Tag Archives: moth balls

Moth Balls, Skunks and Cedar

Lichen on Cedar

Moth Balls, Skunks and Cedar

Last night it teemed with rain,
now the garden fence steams in the morning sun.

That fence has been there
oscillating between disrepair and repair
since we moved in.

The posts are the weak points,
when you dig down
the ground teems with wood bugs and weevils
gorging on that succulent cedar.

The garden shed is also cedar.
One summer, a family of skunks
made their home underneath it.
They would regularly strut across the lawn in single file
father, mother and two young skunks
tails cocked, sphincters primed
afraid of nothing or no one.
I wrote a haiku about them
and then when they were no longer
of literary value
I spread moth balls
all around the entrance to their hole,
an internet remedy which did not work.
It’s a tad quixotic or ironic or both, isn’t it,
trying to use smell to get rid of skunks.

All that summer
as we sat drinking on the deck
and the evening sun warmed the cedar shed,
the odour of skunk and moth balls
that naphthalene-mercaptan cocktail
would hit us in gusts, in waves
like halitosis at a party
and inevitably, invariably
I would turn to anyone within boring distance
and say,
as our noses twitched in disgust,
“Isn’t nature marvelous?
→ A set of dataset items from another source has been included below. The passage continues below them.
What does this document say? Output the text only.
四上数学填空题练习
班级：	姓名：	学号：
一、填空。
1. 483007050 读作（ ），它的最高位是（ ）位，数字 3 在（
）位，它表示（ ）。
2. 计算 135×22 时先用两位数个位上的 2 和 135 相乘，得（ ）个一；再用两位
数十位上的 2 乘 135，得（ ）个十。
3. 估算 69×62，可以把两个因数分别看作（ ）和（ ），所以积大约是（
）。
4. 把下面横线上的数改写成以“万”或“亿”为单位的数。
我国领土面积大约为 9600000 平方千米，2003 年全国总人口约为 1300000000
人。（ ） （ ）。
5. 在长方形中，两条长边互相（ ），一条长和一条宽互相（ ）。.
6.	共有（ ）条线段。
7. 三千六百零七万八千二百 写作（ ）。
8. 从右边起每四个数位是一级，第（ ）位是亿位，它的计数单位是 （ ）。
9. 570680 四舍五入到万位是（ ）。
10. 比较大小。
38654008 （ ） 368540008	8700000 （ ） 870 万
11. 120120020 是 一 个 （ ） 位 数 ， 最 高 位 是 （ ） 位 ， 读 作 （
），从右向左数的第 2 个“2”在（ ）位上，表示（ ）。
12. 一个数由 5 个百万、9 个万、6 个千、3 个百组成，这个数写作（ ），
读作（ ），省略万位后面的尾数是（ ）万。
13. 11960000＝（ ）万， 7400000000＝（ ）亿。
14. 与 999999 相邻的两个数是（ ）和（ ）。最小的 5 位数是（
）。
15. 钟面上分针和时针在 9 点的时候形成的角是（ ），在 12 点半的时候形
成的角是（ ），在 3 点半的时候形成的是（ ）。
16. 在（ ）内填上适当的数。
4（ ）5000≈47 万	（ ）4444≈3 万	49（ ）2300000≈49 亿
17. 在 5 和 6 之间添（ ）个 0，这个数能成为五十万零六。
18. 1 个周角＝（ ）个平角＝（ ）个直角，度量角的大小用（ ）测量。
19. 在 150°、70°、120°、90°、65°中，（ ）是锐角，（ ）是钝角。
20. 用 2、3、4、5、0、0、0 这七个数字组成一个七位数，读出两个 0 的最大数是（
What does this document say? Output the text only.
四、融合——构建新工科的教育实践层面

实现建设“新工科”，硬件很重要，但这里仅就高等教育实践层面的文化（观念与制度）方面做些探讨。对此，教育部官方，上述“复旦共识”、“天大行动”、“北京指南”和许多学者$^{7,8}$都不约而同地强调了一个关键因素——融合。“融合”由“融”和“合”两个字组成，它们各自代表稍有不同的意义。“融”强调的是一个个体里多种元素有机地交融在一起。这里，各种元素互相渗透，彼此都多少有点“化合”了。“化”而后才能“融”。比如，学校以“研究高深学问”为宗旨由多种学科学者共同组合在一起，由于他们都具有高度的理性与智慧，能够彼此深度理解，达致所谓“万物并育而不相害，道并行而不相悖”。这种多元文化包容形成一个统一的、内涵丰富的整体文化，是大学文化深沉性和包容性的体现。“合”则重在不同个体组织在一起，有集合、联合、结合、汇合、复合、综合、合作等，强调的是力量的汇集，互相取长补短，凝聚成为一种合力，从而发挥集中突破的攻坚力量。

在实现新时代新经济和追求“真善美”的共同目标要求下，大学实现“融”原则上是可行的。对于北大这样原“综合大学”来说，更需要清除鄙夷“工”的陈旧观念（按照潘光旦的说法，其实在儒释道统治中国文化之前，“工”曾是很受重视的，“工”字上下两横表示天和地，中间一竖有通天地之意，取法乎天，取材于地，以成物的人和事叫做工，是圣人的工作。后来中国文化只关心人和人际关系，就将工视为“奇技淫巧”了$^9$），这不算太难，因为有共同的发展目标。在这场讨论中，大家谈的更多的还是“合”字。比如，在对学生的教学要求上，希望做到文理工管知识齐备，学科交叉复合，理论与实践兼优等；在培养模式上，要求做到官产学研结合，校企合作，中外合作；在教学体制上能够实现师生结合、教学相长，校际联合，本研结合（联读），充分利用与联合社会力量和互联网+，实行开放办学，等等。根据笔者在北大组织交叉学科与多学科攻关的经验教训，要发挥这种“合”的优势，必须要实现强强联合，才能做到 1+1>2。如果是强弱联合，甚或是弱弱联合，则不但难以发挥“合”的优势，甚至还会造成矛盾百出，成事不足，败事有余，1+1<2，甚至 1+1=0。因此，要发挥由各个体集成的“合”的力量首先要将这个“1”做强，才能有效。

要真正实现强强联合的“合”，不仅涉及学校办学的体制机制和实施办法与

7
Isn’t nature marvelous?”

This poem was originally inspired by a prompt from Brendan over at earthweal, see below. The theme today over at dverse, courtesy of Claudia is:

“Write about your own, your neighbour’s or your city’s garden – or one that only exists in your imagination. Write about harvest, growth, decay – where ever the word “garden” takes you.

So I thought I would give the poem another outing!

The prompt from Brendan over at earthweal was this:

For this week’s challenge, TEEM. Write a poem that introduces the reader to the environment you live in –a landscape shaped by time with a culturally diverse ecosystem (with human, animal and non-animal elements). Widen the focus, deepen the gaze and green the voice. “

Ooh, Chemicals, Bad! (Slim, eHarmony and a Rant)

IMG_1385 (2)_LI

 

The sun drops behind the ridge of the house

the wind goes crazy in the trees,

the moth balls smell like halitosis

on the warm neurotic breeze.

Slim and I are logging some early evening deck time chowing down on barbecued steaks from ‘What The Cat Dragged In’, our local artisan butcher shop, and partaking of a balls forward red, having already polished off a growler of craft IPA – slightly over-hopped with a hint of camel’s breath.

It’s hot. Rivulets of sweat trickle down Slim’s face forming a damp half-moon at the neck of his white tee shirt which carries the message “IT’S NOT IMPORTANT”. I’m telling him about how I spread moth balls all around the base of the shed at the end of the garden in a vain attempt to deter the two skunks who have set up home underneath it.

(rivulets,

Romulus,

amulets)

“Napthalene” Slim announces “is the chemical name for moth balls. By the way, I was out on an eHarmony date last night and I mentioned to the lady I was having dinner with that I used to work in the chemical industry….”

Slim on eHarmony, this is news to me. I wonder what his profile is like, what hobbies has he listed? I know he doesn’t kayak or go for long walks on the beach at sunset, his main interests outside of poetry are Premier League soccer and playing bass in a Clash tribute band (not coming to a venue anywhere near anybody, soon). Plus, he hasn’t dated anyone in years and his wardrobe consists of faded jeans and white tee shirts that are too small for him and usually carry some nihilist, dystopian message.

“What did you list as your hobbies on your eHarmony profile?” I interrupt, to his annoyance.

“Cooking, now let me get on with my story. As I said I mentioned to the lady I was having dinner with that I used to work in the chemical industry and she grimaced and said:  ‘Ooh, chemicals, bad!’ So I told her that at least 50% of what she was wearing was synthetic material made from petroleum by products; that behind the walls of the restaurant that we were sitting in were miles of electrical wire covered in plastic insulating material made from petroleum byproducts; that the phone she keeps checking contains plastics, not to mention lithium, probably mined using child labour in Africa; that the toilet seats  that we plonk our over-privileged arses on are made from plastic; that all these materials are products of the chemical industry and are manufactured in some shit hole of a town far from our blissed out home; that we are not going back to an agrarian society, we are too soft and distracted, the work is too hard and we would be bored out of our fucking skulls; that we have to regulate industry, not get rid of it and how we can we possibly move forward if we don’t understand where we stand, or sit”.

“What was her response?” I asked.

“She said that she was going to the washroom to plonk her over privileged arse on a plastic toilet seat, and she never came back.”